La paroisse de Notre-Dame des Victoires, située au centre de Paris, centre elle-même du commerce et des affaires, entourée de théâtres et de lieux de plaisirs, devenue le point central d'où partaient et où aboutissaient les mouvements politiques qui ont agité Paris pendant tant d'années, la paroisse de Notre-Dame des Victoires avait vu s'éteindre dans son sein presque tout sentiment, presque toute idée religieuse ; son église était déserte, même aux jours des plus grandes solennités ; les sacrements, les pratiques religieuses étaient abandonnés, rien ne semblait mettre un terme à ce déplorable état, qui avait déjà dix années d'existence.
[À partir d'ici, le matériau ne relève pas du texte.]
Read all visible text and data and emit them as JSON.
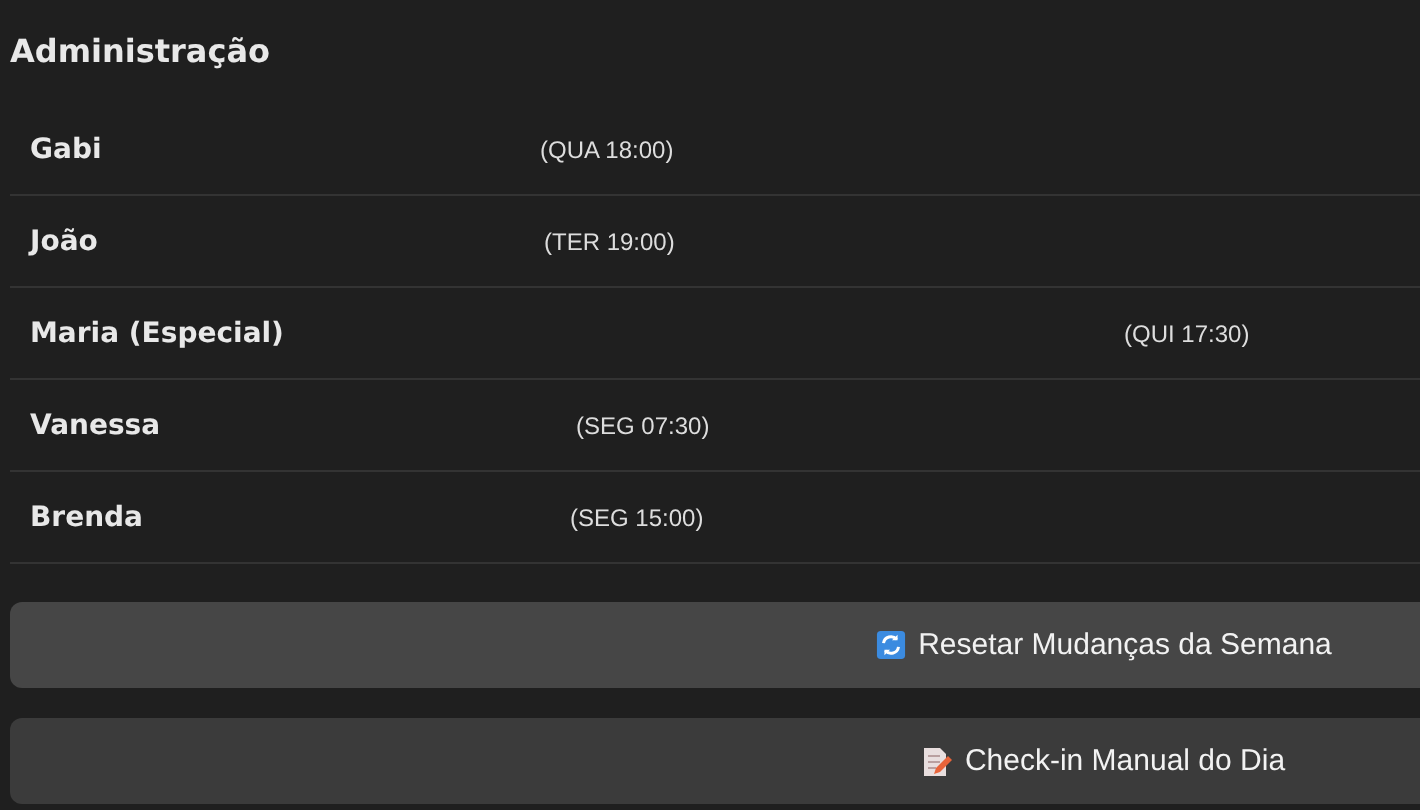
{
  "title": "Administração",
  "people": [
    {
      "name": "Gabi",
      "time": "(QUA 18:00)"
    },
    {
      "name": "João",
      "time": "(TER 19:00)"
    },
    {
      "name": "Maria (Especial)",
      "time": "(QUI 17:30)"
    },
    {
      "name": "Vanessa",
      "time": "(SEG 07:30)"
    },
    {
      "name": "Brenda",
      "time": "(SEG 15:00)"
    }
  ],
  "buttons": [
    {
      "kind": "reset",
      "label": "Resetar Mudanças da Semana"
    },
    {
      "kind": "checkin",
      "label": "Check-in Manual do Dia"
    }
  ]
}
Le 3 décembre 1836, fête de saint François-Xavier, à 9 heures du matin, je commençais la sainte messe au pied de l'autel de la Sainte Vierge ; j'en étais au premier verset du psaume Judica me, quand une pensée vint saisir mon esprit. C'était la pensée de l'inutilité de mon ministère dans cette paroisse ; elle ne m'était pas étrangère, je n'avais que trop d'occasions de la concevoir et de me la rappeler.
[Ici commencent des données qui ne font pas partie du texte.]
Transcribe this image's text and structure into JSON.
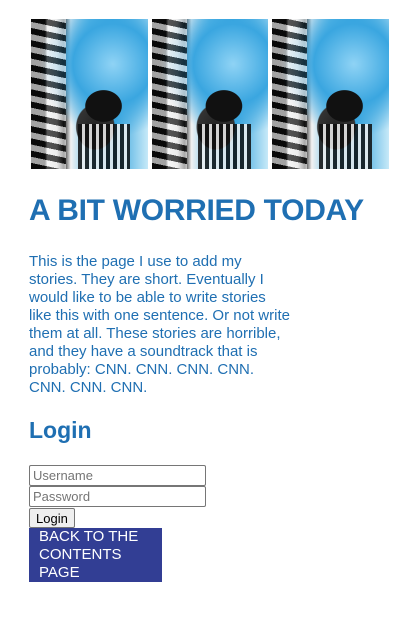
{
  "banner": {
    "tile_count": 3,
    "colors": {
      "sky": "#3aa6e0",
      "dark": "#111111",
      "light": "#f2f2f2"
    }
  },
  "header": {
    "title": "A BIT WORRIED TODAY"
  },
  "intro": {
    "text": "This is the page I use to add my stories. They are short. Eventually I would like to be able to write stories like this with one sentence. Or not write them at all. These stories are horrible, and they have a soundtrack that is probably: CNN. CNN. CNN. CNN. CNN. CNN. CNN."
  },
  "login": {
    "heading": "Login",
    "username_placeholder": "Username",
    "password_placeholder": "Password",
    "submit_label": "Login"
  },
  "nav": {
    "back_label": "BACK TO THE CONTENTS PAGE"
  },
  "colors": {
    "heading": "#1f6fb2",
    "back_button_bg": "#323e94",
    "back_button_text": "#ffffff"
  }
}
Malgré tous mes efforts pour repousser cette malheureuse pensée, elle s'opiniâtra tellement qu'elle absorba toutes les facultés de mon esprit, au point que je lisais, je récitais les prières sans plus comprendre ce que je disais. Après avoir récité le Sanctus, je m'arrêtai un instant, je cherchai à rappeler mes idées ; effrayé de l'état de mon esprit, je me dis : "Mon Dieu ! Dans quel état suis-je ? Comment vais-je offrir le divin Sacrifice ? Je n'ai pas assez de liberté d'esprit pour consacrer. O mon Dieu, délivrez-moi de cette malheureuse distraction !"
A peine eus-je achevé ces paroles que j'entendis très distinctement ces mots prononcés d'une manière solennelle : "Consacre ta paroisse au Très Saint et Immaculé Coeur de Marie."
Après mon action de grâces, j'examinai la manière dont j'avais offert le saint Sacrifice ; alors, seulement, je me rappelai que j'avais eu une distraction, mais ce n'était qu'un souvenir confus, et je fus obligé de rechercher pendant quelques instants quel en avait été l'objet. Je me demandai comment cette distraction avait cessé, et le souvenir de ces paroles que j'avais entendues se présenta à mon esprit. Cette pensée me frappa d'une sorte de terreur. Je cherchais à nier la possibilité de ce fait. (...) Et j'appuie mes mains sur le prie-Dieu sur lequel j'étais à genoux.
Au moment même, et je n'étais pas encore relevé (j'étais seul dans la sacristie), j'entends prononcer bien distinctement ces paroles : "Consacre ta paroisse au Très Saint et Immaculé Coeur de Marie."
Je retombe à genoux, et ma première impression fut un moment de stupéfaction. C'étaient les mêmes paroles, le même son, la même manière de les entendre. Il y a quelques instants, j'essayais de ne pas croire, je voulais au moins douter ; je ne le pouvais plus, j'avais entendu, je ne pouvais me le cacher à moi-même. Un sentiment de tristesse s'empara de moi, les inquiétudes qui venaient de tourmenter mon esprit se présentèrent de nouveau.
Je pris le parti de ne point m'occuper de ce qui venait de m'arriver, de tâcher de l'oublier. Mais ces paroles : "Consacre ta paroisse au Très Saint et Immaculé Coeur de Marie", se présentaient sans cesse à mon esprit. Pour me délivrer de l'impression qui me fatiguait, je cède de guerre lasse, et je me dis : "C'est toujours un acte de dévotion à la Sainte Vierge qui peut avoir un bon effet ; essayons."
Mon consentement n'était pas libre, il était exigé par la fatigue de mon esprit. Je rentrai dans mon appartement ; pour me délivrer de cette pensée, je me mis à composer les statuts de notre association. A peine eus-je mis la main à la plume, que le sujet s'éclaircit à mes yeux, et les statuts ne tardèrent pas à être rédigés.